Questions of meaning are the fundamental questions of human life. Why am I here? Who am I? Why is life so hard? In their article “Professional Chaplaincy and Its Role and Importance in Health Care” the authors point out:
“The word Spirituality goes further and describes an awareness of relationships with all creation, an appreciation of presence and purpose that includes a sense of meaning.” (p. 82)
Yet in modern life we seem to so often neglect these questions. In hospitals, chaplains seem to be tacked-on extras and the first to go when budget cuts loom. Spiritual care is undervalued. How can this be so if these issues are really that basic to human nature?
I have two thoughts almost at odds with one another. First, that spirituality and all its attendant religious practices and trappings is an immense source of strength and comfort. We literally can’t get along without it.
“Persons find that their spirituality helps them maintain health, cope with illnesses, traumas, losses, and life transitions by integrating body, mind and spirit. When facing a crisis, persons often turn to their spirituality as a means of coping (Pargament, 1997).” (p. 83)
Second, that spirituality is hard.
“Losses such as physical and cognitive capacities, independence, work or family status, and emotional equilibrium, along with the accompanying grief, can seriously impact their sense of meaning, purpose, and personal worth. … Approaching death can engender serious spiritual questions that contribute to anxiety, depression, hopelessness and despair.” (p. 83)

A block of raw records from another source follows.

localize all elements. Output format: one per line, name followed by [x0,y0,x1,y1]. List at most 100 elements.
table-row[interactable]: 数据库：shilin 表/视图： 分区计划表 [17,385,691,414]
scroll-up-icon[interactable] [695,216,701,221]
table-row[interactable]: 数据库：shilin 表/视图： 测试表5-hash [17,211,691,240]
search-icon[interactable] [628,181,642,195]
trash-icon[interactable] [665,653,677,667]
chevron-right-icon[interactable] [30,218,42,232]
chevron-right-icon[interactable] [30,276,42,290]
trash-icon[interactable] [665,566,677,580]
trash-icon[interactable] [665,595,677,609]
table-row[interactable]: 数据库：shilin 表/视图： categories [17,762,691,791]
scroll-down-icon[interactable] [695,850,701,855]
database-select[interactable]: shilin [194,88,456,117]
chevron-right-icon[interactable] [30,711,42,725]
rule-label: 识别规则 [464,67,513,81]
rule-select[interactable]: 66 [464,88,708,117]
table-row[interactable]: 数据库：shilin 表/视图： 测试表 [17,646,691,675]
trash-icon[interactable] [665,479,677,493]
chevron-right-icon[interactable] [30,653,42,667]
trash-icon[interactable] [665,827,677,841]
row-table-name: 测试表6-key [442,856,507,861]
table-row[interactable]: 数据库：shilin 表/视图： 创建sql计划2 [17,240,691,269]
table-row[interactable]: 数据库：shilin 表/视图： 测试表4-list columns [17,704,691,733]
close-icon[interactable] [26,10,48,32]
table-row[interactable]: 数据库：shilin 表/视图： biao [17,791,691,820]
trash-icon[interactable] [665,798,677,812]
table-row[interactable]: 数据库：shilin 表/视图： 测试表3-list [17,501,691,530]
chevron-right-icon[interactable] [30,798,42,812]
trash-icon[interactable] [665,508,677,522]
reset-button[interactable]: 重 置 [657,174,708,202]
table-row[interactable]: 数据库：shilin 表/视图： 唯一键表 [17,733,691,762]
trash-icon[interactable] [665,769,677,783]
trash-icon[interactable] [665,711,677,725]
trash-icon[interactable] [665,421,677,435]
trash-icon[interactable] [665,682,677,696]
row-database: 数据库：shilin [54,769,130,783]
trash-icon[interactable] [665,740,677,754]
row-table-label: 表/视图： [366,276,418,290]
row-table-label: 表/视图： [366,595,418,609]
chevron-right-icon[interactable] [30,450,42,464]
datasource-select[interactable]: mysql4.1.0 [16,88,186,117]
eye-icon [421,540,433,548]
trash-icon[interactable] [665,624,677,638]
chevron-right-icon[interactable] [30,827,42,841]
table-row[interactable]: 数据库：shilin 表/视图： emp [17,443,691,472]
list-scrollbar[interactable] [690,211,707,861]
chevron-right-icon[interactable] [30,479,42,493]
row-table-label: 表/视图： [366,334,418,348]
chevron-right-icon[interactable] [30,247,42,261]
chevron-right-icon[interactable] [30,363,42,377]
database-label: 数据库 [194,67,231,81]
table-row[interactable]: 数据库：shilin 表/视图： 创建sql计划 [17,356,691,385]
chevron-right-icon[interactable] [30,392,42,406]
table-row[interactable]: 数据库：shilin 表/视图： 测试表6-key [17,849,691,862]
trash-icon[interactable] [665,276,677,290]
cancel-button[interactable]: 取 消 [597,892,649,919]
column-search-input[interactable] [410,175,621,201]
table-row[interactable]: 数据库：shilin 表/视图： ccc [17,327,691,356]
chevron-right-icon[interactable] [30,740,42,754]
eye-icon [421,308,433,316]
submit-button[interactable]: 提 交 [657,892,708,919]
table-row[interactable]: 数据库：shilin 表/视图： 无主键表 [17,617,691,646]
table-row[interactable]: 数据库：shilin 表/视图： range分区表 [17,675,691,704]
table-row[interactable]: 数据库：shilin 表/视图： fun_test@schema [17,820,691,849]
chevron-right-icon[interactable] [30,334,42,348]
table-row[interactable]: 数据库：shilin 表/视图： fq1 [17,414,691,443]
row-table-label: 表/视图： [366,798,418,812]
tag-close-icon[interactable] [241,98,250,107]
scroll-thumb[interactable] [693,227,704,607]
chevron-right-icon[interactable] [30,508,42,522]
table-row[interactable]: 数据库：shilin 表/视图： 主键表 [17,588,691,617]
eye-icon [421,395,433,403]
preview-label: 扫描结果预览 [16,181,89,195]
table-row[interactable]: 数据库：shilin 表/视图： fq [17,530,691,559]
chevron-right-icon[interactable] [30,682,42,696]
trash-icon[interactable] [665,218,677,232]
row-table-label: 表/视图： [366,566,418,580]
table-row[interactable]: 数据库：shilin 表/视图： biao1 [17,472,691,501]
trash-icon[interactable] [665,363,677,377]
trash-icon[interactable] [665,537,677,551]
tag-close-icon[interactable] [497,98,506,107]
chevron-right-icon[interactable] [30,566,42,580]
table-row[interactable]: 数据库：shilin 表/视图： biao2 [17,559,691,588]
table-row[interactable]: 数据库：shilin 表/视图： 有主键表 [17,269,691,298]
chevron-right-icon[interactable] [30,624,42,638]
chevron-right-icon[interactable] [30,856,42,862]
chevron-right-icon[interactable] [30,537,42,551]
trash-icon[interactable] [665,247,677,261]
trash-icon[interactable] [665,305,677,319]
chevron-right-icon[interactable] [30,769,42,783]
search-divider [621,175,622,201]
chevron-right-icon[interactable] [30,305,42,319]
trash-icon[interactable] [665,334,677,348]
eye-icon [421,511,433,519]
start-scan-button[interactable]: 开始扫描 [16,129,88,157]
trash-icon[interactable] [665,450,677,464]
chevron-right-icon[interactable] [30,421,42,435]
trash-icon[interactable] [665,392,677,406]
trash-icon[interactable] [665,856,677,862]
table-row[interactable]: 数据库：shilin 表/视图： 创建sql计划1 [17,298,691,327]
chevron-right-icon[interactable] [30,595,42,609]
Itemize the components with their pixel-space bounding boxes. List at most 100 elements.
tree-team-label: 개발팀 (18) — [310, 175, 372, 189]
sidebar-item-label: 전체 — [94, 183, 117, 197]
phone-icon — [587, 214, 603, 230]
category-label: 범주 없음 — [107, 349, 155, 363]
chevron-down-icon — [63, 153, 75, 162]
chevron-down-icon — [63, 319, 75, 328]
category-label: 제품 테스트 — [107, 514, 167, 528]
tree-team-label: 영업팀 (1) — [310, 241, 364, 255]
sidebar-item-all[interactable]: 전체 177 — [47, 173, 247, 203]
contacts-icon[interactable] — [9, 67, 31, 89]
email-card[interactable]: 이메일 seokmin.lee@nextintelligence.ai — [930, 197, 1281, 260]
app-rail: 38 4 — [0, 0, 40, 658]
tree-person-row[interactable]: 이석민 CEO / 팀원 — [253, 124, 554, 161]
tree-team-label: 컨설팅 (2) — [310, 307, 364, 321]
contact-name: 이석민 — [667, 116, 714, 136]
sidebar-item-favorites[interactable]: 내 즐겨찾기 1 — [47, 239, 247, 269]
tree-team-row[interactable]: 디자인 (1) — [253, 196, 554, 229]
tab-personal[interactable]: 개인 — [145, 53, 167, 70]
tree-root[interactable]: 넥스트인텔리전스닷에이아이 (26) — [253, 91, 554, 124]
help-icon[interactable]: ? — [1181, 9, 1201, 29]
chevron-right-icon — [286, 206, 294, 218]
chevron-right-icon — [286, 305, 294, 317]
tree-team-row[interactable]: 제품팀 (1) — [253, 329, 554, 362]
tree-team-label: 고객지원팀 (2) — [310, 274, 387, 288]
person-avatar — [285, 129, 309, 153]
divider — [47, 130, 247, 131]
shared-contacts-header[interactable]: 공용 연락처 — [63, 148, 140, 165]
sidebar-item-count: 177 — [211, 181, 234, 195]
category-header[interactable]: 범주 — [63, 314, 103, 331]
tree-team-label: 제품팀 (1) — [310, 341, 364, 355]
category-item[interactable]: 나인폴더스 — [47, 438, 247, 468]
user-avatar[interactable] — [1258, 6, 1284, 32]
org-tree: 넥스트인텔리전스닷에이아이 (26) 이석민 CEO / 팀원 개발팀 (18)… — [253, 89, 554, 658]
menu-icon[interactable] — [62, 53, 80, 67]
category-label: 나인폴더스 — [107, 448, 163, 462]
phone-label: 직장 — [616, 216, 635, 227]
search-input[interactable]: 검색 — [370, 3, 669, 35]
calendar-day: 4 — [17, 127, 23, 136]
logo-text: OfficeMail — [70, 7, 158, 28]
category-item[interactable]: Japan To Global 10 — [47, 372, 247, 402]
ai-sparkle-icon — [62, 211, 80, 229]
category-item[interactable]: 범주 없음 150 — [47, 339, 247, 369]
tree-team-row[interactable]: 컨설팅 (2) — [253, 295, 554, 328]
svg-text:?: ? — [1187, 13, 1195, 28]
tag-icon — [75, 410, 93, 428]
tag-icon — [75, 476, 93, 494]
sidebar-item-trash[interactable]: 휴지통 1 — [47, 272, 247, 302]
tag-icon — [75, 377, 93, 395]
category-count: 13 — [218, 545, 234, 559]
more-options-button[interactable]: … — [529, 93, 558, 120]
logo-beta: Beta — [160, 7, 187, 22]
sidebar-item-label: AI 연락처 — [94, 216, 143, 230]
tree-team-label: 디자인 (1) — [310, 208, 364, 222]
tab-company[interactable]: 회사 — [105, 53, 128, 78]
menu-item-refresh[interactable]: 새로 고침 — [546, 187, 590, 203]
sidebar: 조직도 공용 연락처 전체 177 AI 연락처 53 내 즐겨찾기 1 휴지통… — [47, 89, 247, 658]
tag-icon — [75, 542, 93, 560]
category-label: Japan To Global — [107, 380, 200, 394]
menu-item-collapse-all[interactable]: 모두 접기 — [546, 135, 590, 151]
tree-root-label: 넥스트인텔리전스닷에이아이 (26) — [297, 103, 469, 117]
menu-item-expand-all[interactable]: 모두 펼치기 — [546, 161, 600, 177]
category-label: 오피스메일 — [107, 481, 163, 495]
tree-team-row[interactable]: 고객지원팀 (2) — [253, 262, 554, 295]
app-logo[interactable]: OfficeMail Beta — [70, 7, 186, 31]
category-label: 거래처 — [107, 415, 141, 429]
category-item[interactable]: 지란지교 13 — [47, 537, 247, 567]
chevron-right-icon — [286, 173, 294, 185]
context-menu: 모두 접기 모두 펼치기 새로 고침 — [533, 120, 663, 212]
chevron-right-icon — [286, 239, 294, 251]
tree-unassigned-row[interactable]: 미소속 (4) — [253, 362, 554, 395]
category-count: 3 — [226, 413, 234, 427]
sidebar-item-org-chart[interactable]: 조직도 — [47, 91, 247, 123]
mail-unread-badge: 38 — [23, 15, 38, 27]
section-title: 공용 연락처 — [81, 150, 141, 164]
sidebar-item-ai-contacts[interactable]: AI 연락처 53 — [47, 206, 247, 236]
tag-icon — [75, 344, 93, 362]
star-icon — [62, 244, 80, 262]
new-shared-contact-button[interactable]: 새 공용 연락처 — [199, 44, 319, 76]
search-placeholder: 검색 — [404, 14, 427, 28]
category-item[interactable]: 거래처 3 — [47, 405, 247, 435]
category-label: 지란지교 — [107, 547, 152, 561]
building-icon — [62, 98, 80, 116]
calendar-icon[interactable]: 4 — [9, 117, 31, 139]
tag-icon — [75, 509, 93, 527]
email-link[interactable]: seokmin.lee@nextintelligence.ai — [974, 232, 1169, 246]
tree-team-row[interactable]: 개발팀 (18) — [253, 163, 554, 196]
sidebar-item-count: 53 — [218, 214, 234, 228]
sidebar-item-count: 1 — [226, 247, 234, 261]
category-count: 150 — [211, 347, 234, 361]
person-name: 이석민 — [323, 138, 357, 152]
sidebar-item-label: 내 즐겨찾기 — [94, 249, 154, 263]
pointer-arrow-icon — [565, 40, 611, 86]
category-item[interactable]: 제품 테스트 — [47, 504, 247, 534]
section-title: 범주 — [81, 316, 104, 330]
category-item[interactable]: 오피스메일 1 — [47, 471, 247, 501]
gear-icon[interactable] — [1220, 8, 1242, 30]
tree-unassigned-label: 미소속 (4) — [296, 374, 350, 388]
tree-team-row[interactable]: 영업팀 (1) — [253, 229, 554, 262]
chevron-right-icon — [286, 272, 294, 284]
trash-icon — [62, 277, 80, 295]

Much of what we consider to be “our” spiritually, that which forms the value centers of our lives, never really was “ours” to begin with. It was bequeathed to us by our cultures and families. Most spiritual seekers will only barely begin to question the truths to which others have already clung. On the one hand, this is incredibly useful. We can learn from one another, our parents, elders, and teachers. Many methods are thus “tried and true.” On the other hand, it often leaves unexamined gaps in one’s worldview, gaps which become glaringly apparent in times of crisis or trauma.
Worse yet, even those who have stared squarely at the gaps may not have even attempted to bridge them. This is because, as the second point states, spiritual questions are hard. What is the meaning of life? That’s the most cliché and at the same time most profound of the questions, isn’t it? And even though I study the subject, sometimes I just want to throw my hands up in the air and say “How the hell should I know?”
I too fall back on the truths to which others have clung, Buddhism chief among them. Religion is a form of “received wisdom.” We all have many forms of received wisdom from our cultural and family heritage. But it’s all just mythology until we start to internalize it and integrate it into not just the way we look at the world, but into our own motivations and actions.
Sometimes we do this so early in life that we just go about like automatons, busy with the technical aspects of living, too busy to look at those hard questions. After all, thinking that hard makes my head hurt. So who’d want to do it if they didn’t have to? But eventually we all have to, because we all get hurt or sick. We will all die.
That’s when we run into a curious thing. Our life seems to pause. Our normal routine breaks down and everything changes. The article calls this a “loss” of our capacities or independence. It rightly pointed out that such a “loss” can cause grief and make a person question their “meaning, purpose, and personal worth.” It makes it sound as though asking the hard questions is a bad thing.
Yes, there’s a lot of suffering in grief, doubt, and hard questions, but it’s also the only way to find the strength to give meaning to adversity. Someone said in one of my classes that the best way to help someone cope with the death of a loved one, a bad accident, a serious illness, or a trauma was to help them find meaning in it. I thought about it long and hard and in the end I think they’re on to something. When I look back to the people I’ve lost, I’ve looked not to their absence, but what their presence meant in my life.
As chaplains, all we can do is shine the flashlight under the bed so people can discover what they’re searching for. We turn the painting upside down so as to see it from a fresh angle. We help people understand that the hard questions are also the good questions and that a “loss” can also be a gain. As much as number two is true, that spirituality is hard, so is number one, that it is absolutely necessary.